Вместо ответа дядя пихнул братишку локтем в бок:
– Глянь, глянь, сколько их!
– Тихо! Сам не велел разговаривать.
Наша куропатка не умолкала ни на миг. Что она говорила другим куропаткам на своем птичьем языке? Как знать. Но, видно, что-то очень интересное, раз они летели и летели на ее голос. Их там десятка два собралось. Кружили каруселью, гомонили, пытались сквозь листву добраться до нашей. Дядя Кадир прицелился.
– Ну! – скомандовал он себе и, раскрыв рот, нажал на спусковой крючок.
Бабах! Нас аж подкинуло. Сразу резко запахло порохом. Братишка зажал уши руками. А у дубка взлетели и стали, медленно кружась в воздухе, оседать куропаточьи перья. Дядя тотчас вскочил на ноги и побежал туда.
– Пошли, пошли! – кричал он на бегу. – Собирать надо!
Две куропатки, отчаянно трепыхаясь, пытались взлететь, но переломанные крылья не слушались их. Еще пара обреченно билась на земле – миг-другой, и они навсегда затихнут. Дядя вытащил свой охотницкий ножик.
– Хватайте подранков, не то улизнут в кусты!
Я кинулся за одной, поймал, отдал дяде. Он тут же одним махом отсек ей голову. Брат как был, так и замер на месте.

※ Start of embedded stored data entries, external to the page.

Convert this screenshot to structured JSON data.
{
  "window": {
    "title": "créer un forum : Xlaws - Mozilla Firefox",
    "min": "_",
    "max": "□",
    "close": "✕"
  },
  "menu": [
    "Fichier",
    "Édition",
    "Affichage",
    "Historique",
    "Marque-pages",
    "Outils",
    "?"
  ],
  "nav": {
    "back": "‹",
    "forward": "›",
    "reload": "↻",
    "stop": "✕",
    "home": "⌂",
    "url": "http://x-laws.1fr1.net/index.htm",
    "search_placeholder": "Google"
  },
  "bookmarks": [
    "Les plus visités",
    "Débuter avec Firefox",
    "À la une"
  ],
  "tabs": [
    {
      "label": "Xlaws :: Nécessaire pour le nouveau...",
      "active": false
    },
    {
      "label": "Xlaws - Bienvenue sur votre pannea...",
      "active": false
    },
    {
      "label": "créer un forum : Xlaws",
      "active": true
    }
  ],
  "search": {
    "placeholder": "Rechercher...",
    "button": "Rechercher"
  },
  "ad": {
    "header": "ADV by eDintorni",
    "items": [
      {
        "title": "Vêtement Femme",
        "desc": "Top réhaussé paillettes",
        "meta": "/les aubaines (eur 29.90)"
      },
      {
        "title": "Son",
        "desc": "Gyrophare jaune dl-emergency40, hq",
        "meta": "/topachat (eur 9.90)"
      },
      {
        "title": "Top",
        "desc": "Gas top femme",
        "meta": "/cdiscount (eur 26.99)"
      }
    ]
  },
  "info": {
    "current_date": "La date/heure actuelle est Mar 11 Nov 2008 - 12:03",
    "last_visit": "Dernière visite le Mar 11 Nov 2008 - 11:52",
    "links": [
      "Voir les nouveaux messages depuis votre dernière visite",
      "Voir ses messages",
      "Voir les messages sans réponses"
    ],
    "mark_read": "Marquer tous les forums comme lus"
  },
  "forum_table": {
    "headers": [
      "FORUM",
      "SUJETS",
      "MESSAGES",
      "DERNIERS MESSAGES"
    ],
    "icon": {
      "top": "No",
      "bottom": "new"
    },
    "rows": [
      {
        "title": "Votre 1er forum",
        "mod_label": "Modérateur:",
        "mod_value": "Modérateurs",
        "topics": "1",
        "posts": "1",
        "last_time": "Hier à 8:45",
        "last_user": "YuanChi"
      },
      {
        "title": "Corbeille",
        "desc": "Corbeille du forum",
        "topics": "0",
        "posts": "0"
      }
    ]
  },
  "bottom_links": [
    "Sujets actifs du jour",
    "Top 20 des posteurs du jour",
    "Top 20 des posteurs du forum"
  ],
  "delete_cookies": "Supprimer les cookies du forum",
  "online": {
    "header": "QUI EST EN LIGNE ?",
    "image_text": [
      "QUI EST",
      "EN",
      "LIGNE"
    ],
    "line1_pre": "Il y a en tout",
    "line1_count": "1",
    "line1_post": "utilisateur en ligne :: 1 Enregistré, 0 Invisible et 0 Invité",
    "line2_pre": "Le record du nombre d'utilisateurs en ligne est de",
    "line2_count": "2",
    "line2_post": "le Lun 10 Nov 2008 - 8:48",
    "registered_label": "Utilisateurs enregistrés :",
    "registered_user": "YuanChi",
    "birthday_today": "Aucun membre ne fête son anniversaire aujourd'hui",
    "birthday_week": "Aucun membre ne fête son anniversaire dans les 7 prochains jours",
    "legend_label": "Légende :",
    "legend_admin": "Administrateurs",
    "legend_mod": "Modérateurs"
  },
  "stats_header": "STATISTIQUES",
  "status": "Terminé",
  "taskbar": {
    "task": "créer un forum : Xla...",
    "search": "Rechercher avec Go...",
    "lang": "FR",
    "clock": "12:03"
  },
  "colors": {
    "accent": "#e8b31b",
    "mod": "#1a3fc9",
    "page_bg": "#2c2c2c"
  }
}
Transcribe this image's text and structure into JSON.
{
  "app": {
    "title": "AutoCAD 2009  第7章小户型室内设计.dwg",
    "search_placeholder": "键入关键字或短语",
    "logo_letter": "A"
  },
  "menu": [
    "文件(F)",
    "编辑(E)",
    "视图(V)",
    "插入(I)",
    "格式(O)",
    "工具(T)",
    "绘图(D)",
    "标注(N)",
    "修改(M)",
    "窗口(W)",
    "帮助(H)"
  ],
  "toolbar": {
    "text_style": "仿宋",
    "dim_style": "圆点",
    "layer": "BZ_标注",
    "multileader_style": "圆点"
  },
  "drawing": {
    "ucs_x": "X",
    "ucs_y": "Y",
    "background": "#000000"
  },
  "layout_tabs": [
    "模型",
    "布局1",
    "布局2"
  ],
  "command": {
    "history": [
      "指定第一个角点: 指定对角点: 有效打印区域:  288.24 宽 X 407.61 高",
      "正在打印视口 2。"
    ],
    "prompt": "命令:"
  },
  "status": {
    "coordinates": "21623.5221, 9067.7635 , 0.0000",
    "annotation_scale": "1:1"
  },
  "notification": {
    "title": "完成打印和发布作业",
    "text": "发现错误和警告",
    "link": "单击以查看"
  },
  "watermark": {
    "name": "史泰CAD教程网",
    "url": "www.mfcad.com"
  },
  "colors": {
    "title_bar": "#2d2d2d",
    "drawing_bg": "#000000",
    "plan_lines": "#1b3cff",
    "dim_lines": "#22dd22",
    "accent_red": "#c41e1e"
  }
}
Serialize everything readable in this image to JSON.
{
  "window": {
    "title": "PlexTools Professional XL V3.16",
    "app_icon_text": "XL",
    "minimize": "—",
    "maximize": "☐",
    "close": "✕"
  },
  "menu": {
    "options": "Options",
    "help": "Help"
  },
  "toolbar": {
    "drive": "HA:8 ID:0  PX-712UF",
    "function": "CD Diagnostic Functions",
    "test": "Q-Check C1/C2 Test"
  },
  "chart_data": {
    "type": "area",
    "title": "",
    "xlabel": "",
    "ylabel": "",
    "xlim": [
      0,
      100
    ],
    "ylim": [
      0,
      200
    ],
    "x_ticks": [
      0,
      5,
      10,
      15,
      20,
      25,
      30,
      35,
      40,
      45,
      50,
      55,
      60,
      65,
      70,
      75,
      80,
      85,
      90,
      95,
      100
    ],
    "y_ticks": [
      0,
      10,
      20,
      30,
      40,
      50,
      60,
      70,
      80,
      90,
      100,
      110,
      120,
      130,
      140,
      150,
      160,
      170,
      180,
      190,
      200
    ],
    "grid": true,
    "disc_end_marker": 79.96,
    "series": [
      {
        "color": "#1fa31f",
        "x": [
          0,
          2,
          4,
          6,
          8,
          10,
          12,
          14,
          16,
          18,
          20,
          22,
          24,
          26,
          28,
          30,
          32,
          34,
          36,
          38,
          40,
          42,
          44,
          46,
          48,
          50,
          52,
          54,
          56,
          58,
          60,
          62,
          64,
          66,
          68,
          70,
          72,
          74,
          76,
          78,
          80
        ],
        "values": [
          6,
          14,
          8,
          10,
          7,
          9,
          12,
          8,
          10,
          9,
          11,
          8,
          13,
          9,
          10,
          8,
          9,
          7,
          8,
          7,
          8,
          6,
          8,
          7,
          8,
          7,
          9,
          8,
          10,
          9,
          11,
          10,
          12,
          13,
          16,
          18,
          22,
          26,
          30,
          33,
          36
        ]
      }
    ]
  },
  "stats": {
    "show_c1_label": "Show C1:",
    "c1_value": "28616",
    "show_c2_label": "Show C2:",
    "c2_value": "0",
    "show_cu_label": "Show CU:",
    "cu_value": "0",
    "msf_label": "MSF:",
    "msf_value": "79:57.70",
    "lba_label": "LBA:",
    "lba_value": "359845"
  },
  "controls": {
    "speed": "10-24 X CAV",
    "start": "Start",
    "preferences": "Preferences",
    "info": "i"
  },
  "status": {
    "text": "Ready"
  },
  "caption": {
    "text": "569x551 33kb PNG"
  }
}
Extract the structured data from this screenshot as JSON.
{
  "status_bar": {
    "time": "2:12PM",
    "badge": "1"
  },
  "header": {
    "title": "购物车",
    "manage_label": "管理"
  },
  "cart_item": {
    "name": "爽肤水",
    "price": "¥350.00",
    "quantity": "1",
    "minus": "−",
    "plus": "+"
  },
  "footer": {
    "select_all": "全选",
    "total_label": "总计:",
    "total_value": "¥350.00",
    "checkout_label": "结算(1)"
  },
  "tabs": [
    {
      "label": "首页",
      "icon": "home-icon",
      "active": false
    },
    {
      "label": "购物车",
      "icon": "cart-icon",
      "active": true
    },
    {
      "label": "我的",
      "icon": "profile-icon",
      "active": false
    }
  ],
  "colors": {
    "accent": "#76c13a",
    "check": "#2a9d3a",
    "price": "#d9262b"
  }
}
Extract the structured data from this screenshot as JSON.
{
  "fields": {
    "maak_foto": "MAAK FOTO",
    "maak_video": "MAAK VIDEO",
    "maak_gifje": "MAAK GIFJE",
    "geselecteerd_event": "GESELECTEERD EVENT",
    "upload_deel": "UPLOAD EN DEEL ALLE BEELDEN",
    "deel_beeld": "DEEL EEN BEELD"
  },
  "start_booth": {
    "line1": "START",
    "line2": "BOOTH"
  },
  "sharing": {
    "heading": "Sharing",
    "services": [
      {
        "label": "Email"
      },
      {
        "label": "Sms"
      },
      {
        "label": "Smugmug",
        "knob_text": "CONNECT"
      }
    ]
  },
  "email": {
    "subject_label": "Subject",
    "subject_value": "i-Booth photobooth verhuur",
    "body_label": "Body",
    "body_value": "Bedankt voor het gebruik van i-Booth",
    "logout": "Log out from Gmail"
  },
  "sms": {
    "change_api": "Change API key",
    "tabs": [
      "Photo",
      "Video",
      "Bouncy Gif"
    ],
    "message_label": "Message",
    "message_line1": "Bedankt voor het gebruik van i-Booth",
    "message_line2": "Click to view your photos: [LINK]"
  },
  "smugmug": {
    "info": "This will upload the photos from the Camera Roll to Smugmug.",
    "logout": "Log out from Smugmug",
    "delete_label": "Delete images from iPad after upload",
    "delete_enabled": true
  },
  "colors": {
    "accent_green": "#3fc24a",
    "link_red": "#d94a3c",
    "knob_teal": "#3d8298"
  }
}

– Что, не нравится? – усмехнулся дядя. – Это охота, любезный Яшар-эфенди, о-хо-та! Бац, нажал на курок – и иди собирай урожай. Не для неженок дело. Ну-ка, сколько подбили?
– Раз, два, три, четыре, – сосчитал я. – Ого! Одним выстрелом четыре штуки! Вот это да!
– То-то, – ликует Кадир. – Посмотрим, что теперь скажет ваш папаша. Удавалось ли ему когда-нибудь вот этак – одним выстрелом – четверых уложить? Берите! Все четыре ваши. Дарю. Остальные, что подстрелим, – мои будут.
Кадир полез на дерево за клеткой.
– Пошли в другое место. Они сюда больше не прилетят.
Мы сложили куропаточьи тушки в сумку и потопали к речке Чигдемли. Откуда-то издалека доносились ружейные залпы. Не нам одним, видать, захотелось охотницкую удачу испытать. Горные склоны то и дело вздрагивали от раскатистых выстрелов. Настроение у дядюшки стало хоть куда. Всю дорогу он приставал к Яшару:
– Уступи куропатку. Я тебе за нее что хочешь отдам. Ружье хочешь? Бери, пожалуйста. Хоть это, хоть новое куплю. Ну что за упрямый мальчишка! Уступи, добром прошу.
– Нет, дядя Кадир, брат не отдаст куропатку, – вмешался я. – Вот он немного подрастет, мы сами ему ружье купим. Отец обещал купить, и дед тоже.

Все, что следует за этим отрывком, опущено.